Saturday, December 11, 2010

Very exciting results

Combined treatments appear more effective than any one drug or chemotherapy alone against HER-2 tumors, researchers report

FRIDAY, Dec. 10 (HealthDay News) -- Combinations of targeted therapies for an especially aggressive type of breast cancer could potentially usher the majority of affected patients into remission, researchers at a major breast cancer meeting said Friday.

Presenting results from three trials at the annual San Antonio Breast Cancer Symposium, scientists explained that administering two or more drugs designed to treat HER2-positive tumors resulted in much higher remission rates than doses of any one drug or standard chemotherapy alone.

Given to patients several weeks before cancer surgery, with or without chemotherapy, the medications often shrank tumors dramatically or eradicated them altogether, the researchers said.

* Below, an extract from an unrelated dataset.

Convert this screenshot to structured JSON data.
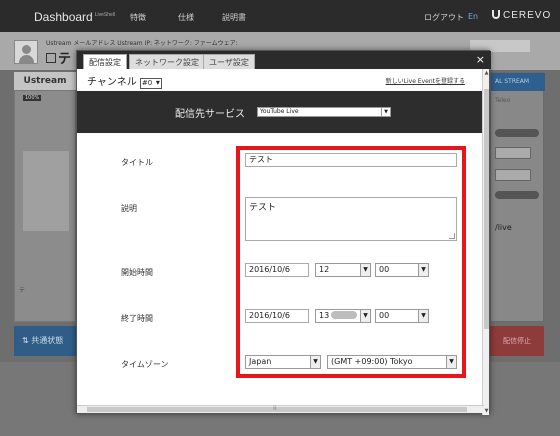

HER2-positive cancer is receptive to a protein called human epidermal growth factor receptor 2, which promotes the growth of malignant cells. Drugs that specifically target HER2 cells -- including Herceptin, Tykerb and pertuzumab -- have been proven effective on these types of tumors, which tend to be more aggressive than other breast cancers.

"I think it's a very exciting era, because we've gone from a very lethal era . . . to a point where we might be able to cure this disease," said Dr. Neil Spector, a professor of medicine at Duke University Medical Center, who moderated the symposium session.

Using Tykerb and Herceptin combined with chemotherapy before surgery, researchers followed 2,500 women with early breast cancer at 85 facilities throughout Germany. About half of these patients achieved remission before surgery, said Dr. Michael Untch, head of the multidisciplinary breast cancer department at Helios Clinic in Berlin.

"In a majority of these patients, we could do breast-conserving surgery where previously they were candidates for mastectomy," Untch said.

The team will continue following the patients to see if remission at surgery affects their outcome.

Another study showed the combination of pertuzumab and Herceptin, when given with the chemotherapy drug docetaxel, eradicated 46 percent of tumors, 50 percent more than the results achieved without pertuzumab. Also, 17 percent of tumors were eradicated by combining the two targeted drugs and skipping chemotherapy, the researchers said.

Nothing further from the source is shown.